Could have been allot of things but it never hurts to thin down the coyote population regardless. My brother and I sometimes go out in the desert, play some distress calls and shoot coyotes with the AR-15.


----------



## Jessica84 (Oct 27, 2011)

I think liz has the right idea about foul play, I am also 100% with xymenah. We have never been to big on killing the coyotes, they dont bother the cows and are good to keep rodents down. But I have goats now and if I see one, it goes bye bye. As for the rodents, you can get a box of .22, 500 for $10, it is worth the $10. What made me so mad about these dang coyotes is there was so much to hunt around here and they still went the easy way of going after small kids, I would some what understand if there wasnt anything to eat, still very mad, but understand. If you do want to go the pee the best price I found was at preditorpee.com (or something like that)


----------



## xymenah (Jul 1, 2011)

The website is www.predatorpee.com. Just be careful with urine sometimes it will call them in because they see it as a challenge for their land.

I never bothered with the coyotes in Mississippi because they never bothered me but here in Arizona they are super bold and a total nuisance. They terrorize our dogs in mid day by sitting by the fence and took three of our cats off(one was a 20lb cat). I looked out the other day and one was hanging out in my back yard trying to stalk one of my moms 12lb dogs.
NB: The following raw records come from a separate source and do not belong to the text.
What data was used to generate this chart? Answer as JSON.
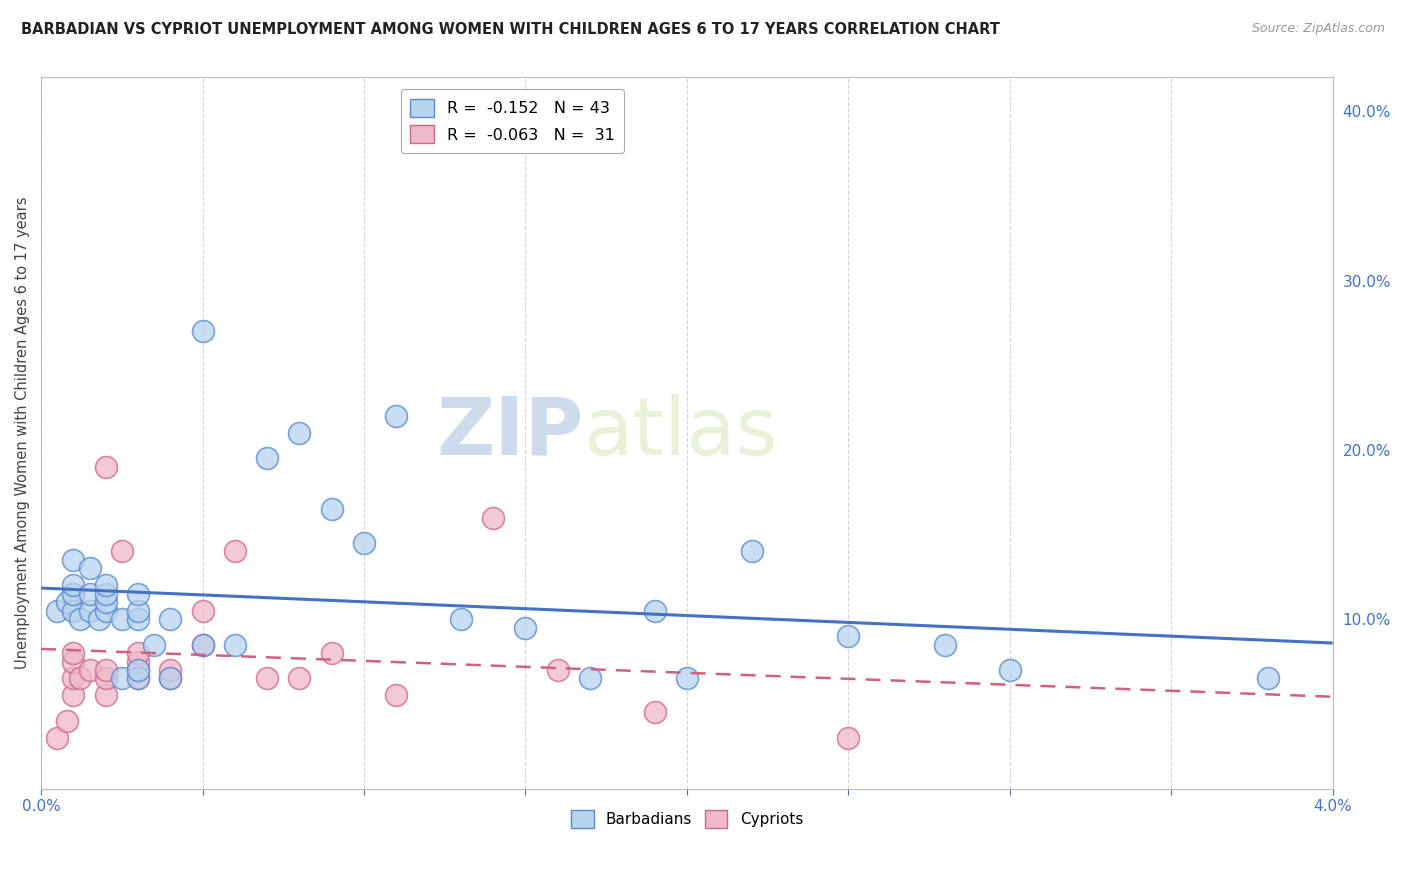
{
  "title": "BARBADIAN VS CYPRIOT UNEMPLOYMENT AMONG WOMEN WITH CHILDREN AGES 6 TO 17 YEARS CORRELATION CHART",
  "source": "Source: ZipAtlas.com",
  "ylabel": "Unemployment Among Women with Children Ages 6 to 17 years",
  "xlim": [
    0.0,
    0.04
  ],
  "ylim": [
    0.0,
    0.42
  ],
  "x_ticks": [
    0.0,
    0.005,
    0.01,
    0.015,
    0.02,
    0.025,
    0.03,
    0.035,
    0.04
  ],
  "x_tick_labels": [
    "0.0%",
    "",
    "",
    "",
    "",
    "",
    "",
    "",
    "4.0%"
  ],
  "y_ticks_right": [
    0.0,
    0.1,
    0.2,
    0.3,
    0.4
  ],
  "y_tick_labels_right": [
    "",
    "10.0%",
    "20.0%",
    "30.0%",
    "40.0%"
  ],
  "legend_r1": "R =  -0.152",
  "legend_n1": "N = 43",
  "legend_r2": "R =  -0.063",
  "legend_n2": "N =  31",
  "barbadian_color": "#b8d4f0",
  "cypriot_color": "#f0b8cc",
  "barbadian_edge_color": "#5588cc",
  "cypriot_edge_color": "#cc6688",
  "barbadian_line_color": "#4472c4",
  "cypriot_line_color": "#d06080",
  "watermark_zip": "ZIP",
  "watermark_atlas": "atlas",
  "background_color": "#ffffff",
  "grid_color": "#cccccc",
  "barbadian_x": [
    0.0005,
    0.0008,
    0.001,
    0.001,
    0.001,
    0.001,
    0.0012,
    0.0015,
    0.0015,
    0.0015,
    0.0018,
    0.002,
    0.002,
    0.002,
    0.002,
    0.0025,
    0.0025,
    0.003,
    0.003,
    0.003,
    0.003,
    0.003,
    0.0035,
    0.004,
    0.004,
    0.005,
    0.005,
    0.006,
    0.007,
    0.008,
    0.009,
    0.01,
    0.011,
    0.013,
    0.015,
    0.017,
    0.019,
    0.02,
    0.022,
    0.025,
    0.028,
    0.03,
    0.038
  ],
  "barbadian_y": [
    0.105,
    0.11,
    0.105,
    0.115,
    0.12,
    0.135,
    0.1,
    0.105,
    0.115,
    0.13,
    0.1,
    0.105,
    0.11,
    0.115,
    0.12,
    0.065,
    0.1,
    0.065,
    0.07,
    0.1,
    0.105,
    0.115,
    0.085,
    0.065,
    0.1,
    0.085,
    0.27,
    0.085,
    0.195,
    0.21,
    0.165,
    0.145,
    0.22,
    0.1,
    0.095,
    0.065,
    0.105,
    0.065,
    0.14,
    0.09,
    0.085,
    0.07,
    0.065
  ],
  "cypriot_x": [
    0.0005,
    0.0008,
    0.001,
    0.001,
    0.001,
    0.001,
    0.001,
    0.0012,
    0.0015,
    0.002,
    0.002,
    0.002,
    0.002,
    0.0025,
    0.003,
    0.003,
    0.003,
    0.003,
    0.004,
    0.004,
    0.005,
    0.005,
    0.006,
    0.007,
    0.008,
    0.009,
    0.011,
    0.014,
    0.016,
    0.019,
    0.025
  ],
  "cypriot_y": [
    0.03,
    0.04,
    0.055,
    0.065,
    0.075,
    0.08,
    0.115,
    0.065,
    0.07,
    0.055,
    0.065,
    0.07,
    0.19,
    0.14,
    0.065,
    0.07,
    0.075,
    0.08,
    0.065,
    0.07,
    0.085,
    0.105,
    0.14,
    0.065,
    0.065,
    0.08,
    0.055,
    0.16,
    0.07,
    0.045,
    0.03
  ],
  "barbadian_line_x": [
    0.0,
    0.04
  ],
  "barbadian_line_y": [
    0.135,
    0.075
  ],
  "cypriot_line_x": [
    0.0,
    0.032
  ],
  "cypriot_line_y": [
    0.115,
    0.075
  ]
}
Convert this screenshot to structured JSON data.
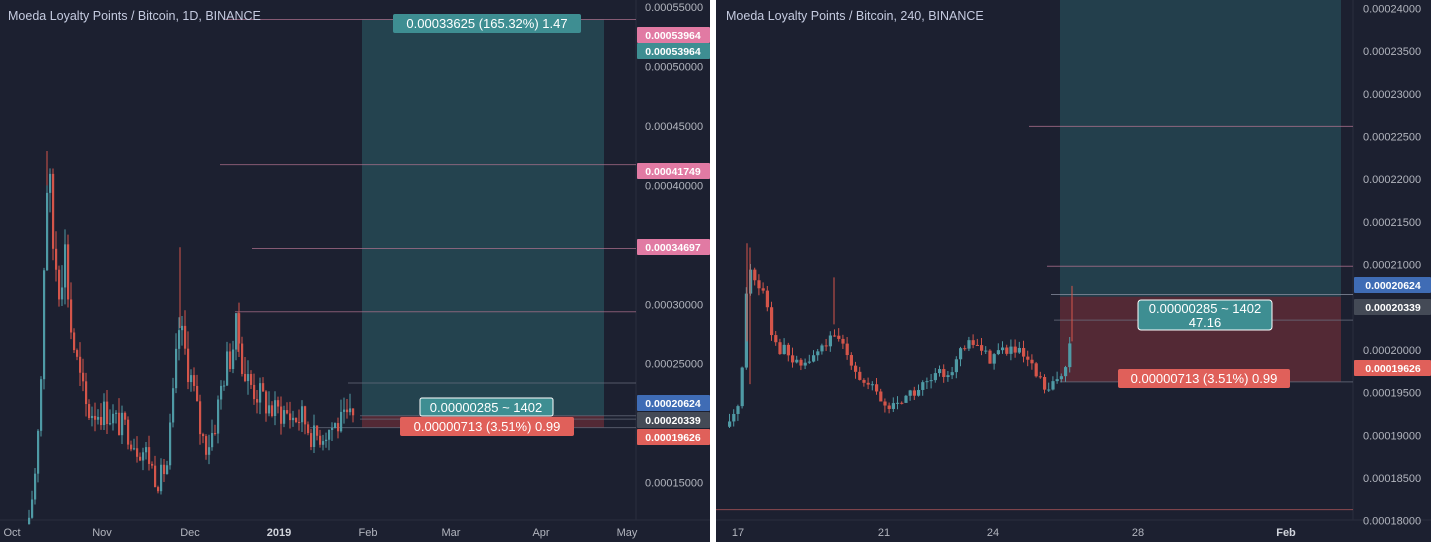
{
  "colors": {
    "background": "#1c2030",
    "up": "#4f9aa5",
    "down": "#d4554a",
    "target_zone": "#264a55",
    "stop_zone": "#5a2a36",
    "pink_tag": "#e17aa3",
    "teal_tag": "#3e8e92",
    "blue_tag": "#3f6cb5",
    "gray_tag": "#444a56",
    "red_tag": "#e0605a"
  },
  "chart_data": [
    {
      "type": "candlestick",
      "title": "Moeda Loyalty Points / Bitcoin, 1D, BINANCE",
      "x_ticks": [
        "Oct",
        "Nov",
        "Dec",
        "2019",
        "Feb",
        "Mar",
        "Apr",
        "May"
      ],
      "y_ticks": [
        "0.00015000",
        "0.00020000",
        "0.00025000",
        "0.00030000",
        "0.00035000",
        "0.00040000",
        "0.00045000",
        "0.00050000",
        "0.00055000"
      ],
      "ylim": [
        0.0001,
        0.000556
      ],
      "price_tags": [
        {
          "label": "0.00053964",
          "value": 0.00053964,
          "style": "pink"
        },
        {
          "label": "0.00053964",
          "value": 0.00053964,
          "style": "teal"
        },
        {
          "label": "0.00041749",
          "value": 0.00041749,
          "style": "pink"
        },
        {
          "label": "0.00034697",
          "value": 0.00034697,
          "style": "pink"
        },
        {
          "label": "0.00020624",
          "value": 0.00020624,
          "style": "blue"
        },
        {
          "label": "0.00020339",
          "value": 0.00020339,
          "style": "gray"
        },
        {
          "label": "0.00019626",
          "value": 0.00019626,
          "style": "red"
        }
      ],
      "target_label": "0.00033625 (165.32%) 1.47",
      "center_label": "0.00000285 ~ 1402",
      "stop_label": "0.00000713 (3.51%) 0.99"
    },
    {
      "type": "candlestick",
      "title": "Moeda Loyalty Points / Bitcoin, 240, BINANCE",
      "x_ticks": [
        "17",
        "21",
        "24",
        "28",
        "Feb"
      ],
      "y_ticks": [
        "0.00018000",
        "0.00018500",
        "0.00019000",
        "0.00019500",
        "0.00020000",
        "0.00020500",
        "0.00021000",
        "0.00021500",
        "0.00022000",
        "0.00022500",
        "0.00023000",
        "0.00023500",
        "0.00024000"
      ],
      "ylim": [
        0.0001775,
        0.000241
      ],
      "price_tags": [
        {
          "label": "0.00020624",
          "value": 0.00020624,
          "style": "blue"
        },
        {
          "label": "0.00020339",
          "value": 0.00020339,
          "style": "gray"
        },
        {
          "label": "0.00019626",
          "value": 0.00019626,
          "style": "red"
        }
      ],
      "center_label": "0.00000285 ~ 1402",
      "center_sub_label": "47.16",
      "stop_label": "0.00000713 (3.51%) 0.99"
    }
  ]
}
It jumped the 5ft fence and made itself at home. I wish my doberman/rottweiler girls had been out they would have ripped it to shreds.


----------



## Zarafia (Mar 25, 2012)

From what you've written here it sounds like the coyotes might be taking the blame for a far more likely culprit, local humans with no morals. I find it unlikely that a coyote could attack, subdue and carry a goat off your fenced property without leaving some trace evidence.
On the other hand, a jerk of a human being would be far more capable of removing your goat from your fences without leaving a fur or blood trail. And as for why they only took one, well one goat is plenty for a party BBQ.
I hope you do get some real answers. I've always heard that donkeys make excellent livestock guardians. But they wouldn't know to protect your goats from people .


----------



## PearcePastures (Oct 6, 2012)

The coyotes in our area, NW Indiana, are documented as being the among the largest of the US breeds. Many are comparable in size and looks to a German shepherd. Having had some encounters myself, they could definitely taken out one of my goats. They consume their kill in private after swiping it and sometimes there is no trace of the kill. In addition, we have the dreaded dog/coyote mutts around here too and they are quite gutsy. 

It could be a rotten person too of course-there are far too many of those too.

Happy hunting though!


----------